The Peril of Faith in a Net-Zero Target for Carbon Emissions

Global warming from power stations generating electricity
Photo: Anon. Pixabay, CCO. Electric Towers during Golden Hour.

“… Our goal to achieve net-zero emissions by 2050 …” Joe Biden (Reuters, February 23, 2021)

A laudable goal reinforced by the President this week on Earth Day. However, the same day, three leading climate experts writing in The Conversation (US edition) condemned ‘net zero’. Of course they weren’t recanting global warming as an existential threat. They fear by putting off to a future gamble what needs to be done today we will lose the race to rein in average global temperature rise by < 2ºC. False hope in unproven technologies promised ‘just over the horizon’ encourages CO2 emissions to soar from business as usual.

Commentators have welcomed the frankness, though one admitted that few people, even those who deeply care, will read a lengthy article. He recommended reaching people through bullet points.

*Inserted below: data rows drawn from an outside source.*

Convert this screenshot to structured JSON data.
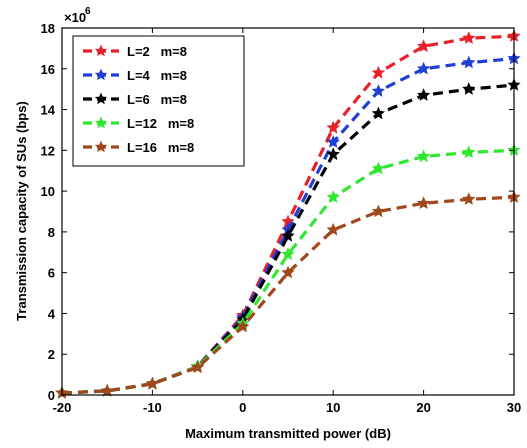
{
  "chart_data": {
    "type": "line",
    "xlabel": "Maximum transmitted power (dB)",
    "ylabel": "Transmission capacity of SUs (bps)",
    "exponent_label": "×10",
    "exponent_power": "6",
    "xlim": [
      -20,
      30
    ],
    "ylim": [
      0,
      18
    ],
    "xticks": [
      "-20",
      "-10",
      "0",
      "10",
      "20",
      "30"
    ],
    "yticks": [
      "0",
      "2",
      "4",
      "6",
      "8",
      "10",
      "12",
      "14",
      "16",
      "18"
    ],
    "x": [
      -20,
      -15,
      -10,
      -5,
      0,
      5,
      10,
      15,
      20,
      25,
      30
    ],
    "grid": false,
    "legend_position": "top-left",
    "series": [
      {
        "name": "L=2   m=8",
        "color": "#e8202a",
        "values": [
          0.1,
          0.2,
          0.55,
          1.4,
          3.9,
          8.5,
          13.1,
          15.8,
          17.1,
          17.5,
          17.6
        ]
      },
      {
        "name": "L=4   m=8",
        "color": "#1f3fd6",
        "values": [
          0.1,
          0.2,
          0.55,
          1.4,
          3.8,
          8.1,
          12.4,
          14.9,
          16.0,
          16.3,
          16.5
        ]
      },
      {
        "name": "L=6   m=8",
        "color": "#000000",
        "values": [
          0.1,
          0.2,
          0.55,
          1.4,
          3.7,
          7.8,
          11.8,
          13.8,
          14.7,
          15.0,
          15.2
        ]
      },
      {
        "name": "L=12   m=8",
        "color": "#2ee82e",
        "values": [
          0.1,
          0.2,
          0.55,
          1.4,
          3.5,
          6.9,
          9.7,
          11.1,
          11.7,
          11.9,
          12.0
        ]
      },
      {
        "name": "L=16   m=8",
        "color": "#a0481c",
        "values": [
          0.1,
          0.2,
          0.55,
          1.35,
          3.35,
          6.0,
          8.1,
          9.0,
          9.4,
          9.6,
          9.7
        ]
      }
    ]
  }
}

I therefore wrote the summary below, hoping to be faithful to the authors while acknowledging I am no expert.

  • James Hansen (NASA) testified to the US Congress in 1988 that greenhouse gas emissions from human sources were already warming the planet
  • Faith in technological salvation has continued to diminish the sense of urgency, postponing solutions to the future
  • The polemical mantra is we can burn now (fossil fuels) and pay later, trusting the ‘wisdom’ of the market
  • From the 1990s, elegant computer models attempt to project emissions from investments in new technology with links to impacts on economies. Testing scenarios in silico (e.g. planting trees, carbon sequestration) offer quick and cheap projections compared to real-life simulations. They continue to be a bedrock even as successive hopes have dashed
  • The first hope: plant trees, though we can’t plant enough in the world to sink all the anthropogenic carbon and the attempt would harm biodiversity and food production
  • The second: improved energy efficiency with a gradual switch from coal to gas (+ nuclear) has hardly shifted the ascending curve
  • The third: carbon capture from power plants with storage underground, a great concept though exceedingly costly to scale up (admitted at Copenhagen Summit 2009)
  • The fourth: a combination of burning wood and farm waste plus carbon storage was a principled achievement for climate justice at Paris 2015, but is it workable?
  • The fifth: direct capture of atmospheric CO2 but only been achieved on a small scale in practice
  • The sixth: geoengineering by injecting sulphuric acid into the stratosphere to reflect back solar radiation, but what could be the unintended consequences?
  • Beautiful in theory, but can a computer algorithm match the deep and dynamic complexity of social and political realities across the globe?
  • The 1992 Rio Summit was supposed to kick start mitigation, but since then, instead of stabilizing, atmospheric CO2 has risen by 60%

The emperors of technology have no clothes. Among the many problems facing humanity, none requires more urgent attention than warming of our planet that is happening too fast for the biosphere to comfortably adapt. Net-zero policies are focused on reigning in emissions targeted to some wobbly date in future. Meanwhile, precious time is lost with irreversible damage to ecosystems.

The authors give stark advice: “The only way to keep humanity safe is immediate and sustained radical cuts to greenhouse gas emissions in a socially just way.”

Go, go, go, said the bird: human kind

Can’t bear very much reality …

T.S. Eliot: Burnt Norton

If Eliot meant we can’t imagine a world without us, perhaps this poem also speaks to our inability to grasp a world molded by global warming, so utterly beyond our comprehension yet one that generations to come must endure.

By Roger Gosden

A British and American scientist specializing in reproduction & embryology whose career spanned from Cambridge to Cornell's Weill Medical College in NYC. He married Lucinda Veeck, the embryologist for the first successful IVF team in America. They retired to Virginia, where he became a master naturalist and writer affiliated with William & Mary. https://en.wikipedia.org/wiki/Roger_Gosden

2 comments

  1. We are presently taking a seventh option: Don’t fo anything that will change our lifestyle or cause pain, and let our grandchildren deal with it the results.

  2. I seem to recall that the volcanic eruption in Iceland has put more Co2 and associative pollutants in the atmosphere than all the combined pollutants of the Euro/North American emissions combined.